Poczta, z przygodami dostarczyła mi dwie książeczki, które korzystając z przyjemnego dla polskiego konsumenta kursu dolara kupiłem wysyłkowo w Amazonie. Bawię się językiem Haskell (jedna z nich jego m.in. dotyczy) odkrywając kolejne więzi między programowaniem, matematyką i resztą świata.

W moim prywatnym piekiełku, po lekturze kilku prac i wertując kolejną amazonową książkę, jakby się trochę przejaśnia. Ależ byłem głupi formułując w naprędce i na bazie słabej intuicji moje małe hipotezy (tu)! Sprawa jest, jak to w życiu bywa, znacznie bardziej tajemnicza i głęboka. Jak pozbieram myśli do kupy, i zsyntetyzuję to co dotychczas na ten temat przeczytałem, to pewnie coś na ten temat napiszę i na blogu. W każdym razie związkami między regularnościami i pewnymi formami "automatyzmu" w różnych typach przedstawień liczb matematycy zajmują się od dawna i sporo na ten temat wiadomo a jeszcze więcej, jak można się domyślić, nie wiadomo.
Przy okazji drobnych studiów nad tym tematem, wróciłem do powiązanych z nim spraw, którymi trochę zajmowałem się w zeszłym roku: koalgebry itd. Stąd już niedaleko do innych konstrukcji opartych na teorii kategorii w tym i monad więc z powrotem do Haskella i jego wysoce zmatematyzowanych abstrakcji. Takie to wiry, szumy zlepy i ciągi tego lata ...
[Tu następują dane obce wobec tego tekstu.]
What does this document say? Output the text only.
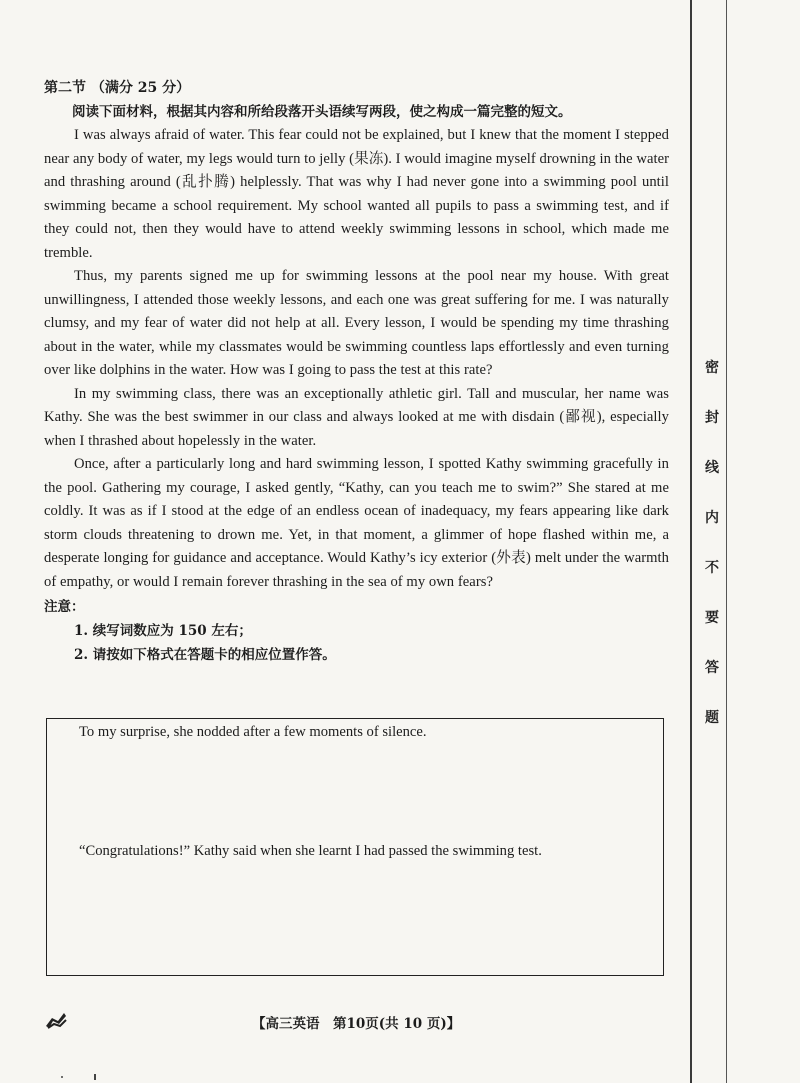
密
封
线
内
不
要
答
题

第二节 （满分 25 分）

阅读下面材料，根据其内容和所给段落开头语续写两段，使之构成一篇完整的短文。

I was always afraid of water. This fear could not be explained, but I knew that the moment I stepped near any body of water, my legs would turn to jelly (果冻). I would imagine myself drowning in the water and thrashing around (乱扑腾) helplessly. That was why I had never gone into a swimming pool until swimming became a school requirement. My school wanted all pupils to pass a swimming test, and if they could not, then they would have to attend weekly swimming lessons in school, which made me tremble.

Thus, my parents signed me up for swimming lessons at the pool near my house. With great unwillingness, I attended those weekly lessons, and each one was great suffering for me. I was naturally clumsy, and my fear of water did not help at all. Every lesson, I would be spending my time thrashing about in the water, while my classmates would be swimming countless laps effortlessly and even turning over like dolphins in the water. How was I going to pass the test at this rate?

In my swimming class, there was an exceptionally athletic girl. Tall and muscular, her name was Kathy. She was the best swimmer in our class and always looked at me with disdain (鄙视), especially when I thrashed about hopelessly in the water.

Once, after a particularly long and hard swimming lesson, I spotted Kathy swimming gracefully in the pool. Gathering my courage, I asked gently, “Kathy, can you teach me to swim?” She stared at me coldly. It was as if I stood at the edge of an endless ocean of inadequacy, my fears appearing like dark storm clouds threatening to drown me. Yet, in that moment, a glimmer of hope flashed within me, a desperate longing for guidance and acceptance. Would Kathy’s icy exterior (外表) melt under the warmth of empathy, or would I remain forever thrashing in the sea of my own fears?

注意：

1. 续写词数应为 150 左右；

2. 请按如下格式在答题卡的相应位置作答。

To my surprise, she nodded after a few moments of silence.
“Congratulations!” Kathy said when she learnt I had passed the swimming test.
【高三英语　第10页(共 10 页)】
Z innej, ale podobnej beczki: Ale się czasem trafia uroczy kawałek matematyki!
Kilka tygodni temu na arxiv pojawiła się praca australijskiego matematyka N.J.Wildbergera pt. "Pell's equation without irrational numbers". Praca jest krótka, elementarna (poza szkolną matematykę wychodzi chyba tylko pojęcie macierzy: ich mnożenia i wyznacznika, ale w superprostych przypadkach) i prosta, tj. dowody są bardzo klarowne. W sam raz na niecałą godzinę czytania.
Przypominam równanie Pella:
x^2-D*y^2 = 1
gdzie x i y to szukane a D > 0 jest liczbą naturalną niebędącą kwadratem. Chcemy równanie to rozwiązywać w liczbach naturalnych (>0).
Algorytm klasyczny (nie wiem kto go podał jako pierwszy: Lagrange ?) polega na rozwijaniu pierwiastka kwadratowego z D do ułamka łańcuchowego .Dowodzi się, że takie rozwinięcie jest okresowe i bierze się odpowiedni n-ty redukt gdzie n jest funkcją długości okresu. Jaką funkcją: szczerze mówiąc nie pamiętam teraz, ale to łatwo znaleźć na sieci.
Autor podaje algorytm rozwiązywania równania Pella odmienny od tego algorytmu. Postaram się tu pokrótce go przedstawić i mam nadzieję, że niczego nie pomieszam:

Oznaczenie: Przez X^T gdzie X jest macierzą, rozumiem macierz transponowaną do X (tj taką, której wiersze odpowiadają kolumnom X).

Wychodzimy od macierzy:


    |1  0|
A = |    |
    |0 -D|

gdzie D to owo D z równania Pella. Rozważamy też macierz:


    |1  1|
R = |    |
    |0  1|

Konstruujemy ciąg macierzy B_0, ... w taki sposób, że B_0 = R^T lub R, tak, by macierz B_0^T*A*B_0 miała własność: element w lewym górnym rogu był większy od zera a element w prawym dolnym rogu był mniejszy od zera. Dowodzi się, że można wybrać jednoznacznie między T i R^T.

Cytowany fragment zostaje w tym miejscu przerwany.